Club Deportivo Atlético Granadilla. Es el rival que le ha tocado en suerte al Pontevedra en el sorteo de la segunda ronda de la fase de ascenso a Segunda B, celebrado en la tarde del lunes en las instalaciones de la Real Federación Español de Fútbol, en Las Rozas.
El equipo canario, campeón de su grupo con 82 puntos, uno más que el Tenisca, que fue segundo, quedó apeado de la ronda de campeones por el Mallorca B, tras haber sido derrotados por 3-0 en el partido de ida, disputado en tierras mallorquinas, empatando a un gol en su feudo en el partido de vuelta.
Los números en la temporada regular del conjunto tinerfeño reflejan 26 partidos ganados, 4 empatados y 8 perdidos, con 68 goles a favor y 34 en contra.
Su sede está en la localidad tinerfeña de Granadilla de Abona, un ayuntamiento situado en el interior de la parte sur de la isla, disputando sus partidos en el Estadio Francisco Suárez, un campo de hierba artificial, al parecer en no demasiado buen estado, con unas dimensiones de 105x65 metros y capacidad para albergar unos 2.000 espectadores, si bien en el último partido ante el Mallorca B la entrada registrada fue de tan sólo 600 espectadores.
En cuanto al otro representante gallego, el Somozas se enfrentará al cuadro madrileño del San Sebastián de los Reyes, jugando el segundo partido de la eliminatoria en su campo de Pardiñas.
El resto de eliminatorias pueden consultarse en la página web de la Federación Española de Fútbol.
MANU FERNÁNDEZ ESPERA UN RIVAL "CON UN NIVEL ALTO"
El resultado del sorteo no ha sido el deseado para el Pontevedra, que se decantaba por un desplazamiento más cercano en busca del apoyo de sus aficionados.
Esa baza será mínima en Canarias ante un equipo, el Atlético Granadilla, a la que el entrenador granate, Manu Fernández, ha mostrado el máximo de los respetos fijándose en una referencia cercana, la eliminatoria del Cercerda ante el Tenerife B: "tenemos la referencia de que el cuarto fue el Tenerife y acaba de eliminar al Cerceda, así que nos imaginamos que será un nivel alto", ha declarado el técnico lerezano.

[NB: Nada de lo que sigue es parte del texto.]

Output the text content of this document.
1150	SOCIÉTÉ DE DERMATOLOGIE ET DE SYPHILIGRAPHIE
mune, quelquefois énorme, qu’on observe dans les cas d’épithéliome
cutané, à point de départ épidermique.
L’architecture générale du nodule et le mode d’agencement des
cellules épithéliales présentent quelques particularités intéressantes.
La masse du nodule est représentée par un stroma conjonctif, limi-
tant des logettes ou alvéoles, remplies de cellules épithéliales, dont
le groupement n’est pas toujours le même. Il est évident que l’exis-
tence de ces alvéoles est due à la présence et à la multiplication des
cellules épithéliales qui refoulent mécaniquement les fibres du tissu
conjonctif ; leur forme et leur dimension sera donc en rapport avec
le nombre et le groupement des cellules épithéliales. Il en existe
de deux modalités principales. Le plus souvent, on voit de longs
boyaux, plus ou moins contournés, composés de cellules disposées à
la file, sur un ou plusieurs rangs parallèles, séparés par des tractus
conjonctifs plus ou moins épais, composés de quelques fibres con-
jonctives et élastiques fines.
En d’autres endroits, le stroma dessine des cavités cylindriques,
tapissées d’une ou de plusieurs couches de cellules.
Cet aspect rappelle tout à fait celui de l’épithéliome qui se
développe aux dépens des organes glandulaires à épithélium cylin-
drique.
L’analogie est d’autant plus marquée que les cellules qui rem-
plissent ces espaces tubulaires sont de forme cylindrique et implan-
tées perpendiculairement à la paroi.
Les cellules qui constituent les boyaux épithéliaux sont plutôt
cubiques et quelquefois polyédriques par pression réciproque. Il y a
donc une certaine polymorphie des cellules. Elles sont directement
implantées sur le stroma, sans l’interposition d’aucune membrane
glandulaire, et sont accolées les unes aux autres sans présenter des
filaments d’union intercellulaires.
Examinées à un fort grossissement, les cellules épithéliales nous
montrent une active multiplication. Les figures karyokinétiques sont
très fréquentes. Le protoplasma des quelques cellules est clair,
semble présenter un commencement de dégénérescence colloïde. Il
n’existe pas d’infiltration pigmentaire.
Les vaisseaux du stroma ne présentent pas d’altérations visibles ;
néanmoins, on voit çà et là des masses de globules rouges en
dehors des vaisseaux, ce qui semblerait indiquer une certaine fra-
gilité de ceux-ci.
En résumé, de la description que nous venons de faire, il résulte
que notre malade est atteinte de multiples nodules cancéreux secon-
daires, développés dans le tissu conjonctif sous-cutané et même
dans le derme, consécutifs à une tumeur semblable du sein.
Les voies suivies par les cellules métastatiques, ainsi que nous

Más allá de pensar en la dificultad de jugar la vuelta a domicilio en un campo de hierba artificial y presumiblemente con calor, Fernández se centra en el partido de ida, en el que cree que "para ellos también venir a la península es un quebradero de cabeza, un campo grande y de hierba natural".
El preparador del Pontevedra entiende que el Granadilla "viene de perder y sería importante que sobre todo en los primeros minutos de partido les hiciéramos notar esa ansiedad, con la gente que seguro estará en el campo arropándonos", aunque cree que la eliminatoria, como en Portugalete, se decidirá en el encuentro de vuelta.